Slaying the Messenger?


Slaying the Messenger?
February 26, 2013 - 3:00am
By Allie Grasgreen

Landen Gambill took an unusual step after she was sexually assaulted.

She reported it.

Unusual why? Because the vast majority of rapes go unreported.

But now Gambill is the one on trial. The student-run Honor Court at the University of North Carolina at Chapel Hill informed her last week that it’s charging her with violation of the Honor Code under a statute prohibiting “Disruptive or intimidating behavior that willfully abuses, disparages, or otherwise interferes with another…. so as to adversely affect their academic pursuits, opportunities for university employment, participation in university-sponsored extracurricular activities, or opportunities to benefit from other aspects of University Life.”

Gambill has spoken about the assault in different media outlets, but she’s never publicly identified the perpetrator by name. And last month, half a year after the University of North Carolina’s student-run Honor Court determined her case lacked sufficient evidence to punish her former boyfriend – who Gambill and others said repeatedly abused her verbally and sexually – she, along with 64 other survivors and a former dean of students, filed a complaint with the U.S. Education Department over UNC’s handling of Gambill’s case and others.

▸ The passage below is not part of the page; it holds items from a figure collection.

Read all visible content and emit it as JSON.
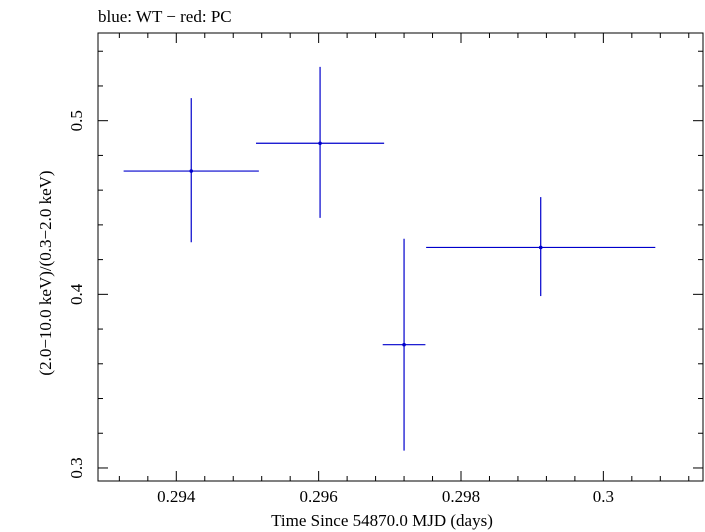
{
  "chart_data": {
    "type": "scatter",
    "title": "blue: WT − red: PC",
    "xlabel": "Time Since 54870.0 MJD (days)",
    "ylabel": "(2.0−10.0 keV)/(0.3−2.0 keV)",
    "xlim": [
      0.2929,
      0.3014
    ],
    "ylim": [
      0.2925,
      0.5505
    ],
    "xticks": [
      0.294,
      0.296,
      0.298,
      0.3
    ],
    "xtick_labels": [
      "0.294",
      "0.296",
      "0.298",
      "0.3"
    ],
    "yticks": [
      0.3,
      0.4,
      0.5
    ],
    "ytick_labels": [
      "0.3",
      "0.4",
      "0.5"
    ],
    "grid": false,
    "series": [
      {
        "color": "#0000cc",
        "points": [
          {
            "x": 0.29421,
            "y": 0.471,
            "xerr": 0.00095,
            "yerr_low": 0.041,
            "yerr_high": 0.042
          },
          {
            "x": 0.29602,
            "y": 0.487,
            "xerr": 0.0009,
            "yerr_low": 0.043,
            "yerr_high": 0.044
          },
          {
            "x": 0.2972,
            "y": 0.371,
            "xerr": 0.0003,
            "yerr_low": 0.061,
            "yerr_high": 0.061
          },
          {
            "x": 0.29912,
            "y": 0.427,
            "xerr": 0.00161,
            "yerr_low": 0.028,
            "yerr_high": 0.029
          }
        ]
      }
    ]
  }
}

I’ve hesitated about posting this. In one sense, it could be claimed that the rape case has been “adjudicated”, but not by a proper trial court, and by a process that is often variously hostile to males and rigged to protect athletes (depending on the university and circumstance). Maybe this really was a false accusation (though the lengths Gambill is enduring suggests otherwise). Real or false, the university, however, is trying to punish Gambill for daring to use entirely legal means to further her claim. That is a problem, IMO, and if this stands, a means of retaliating against whistleblowers.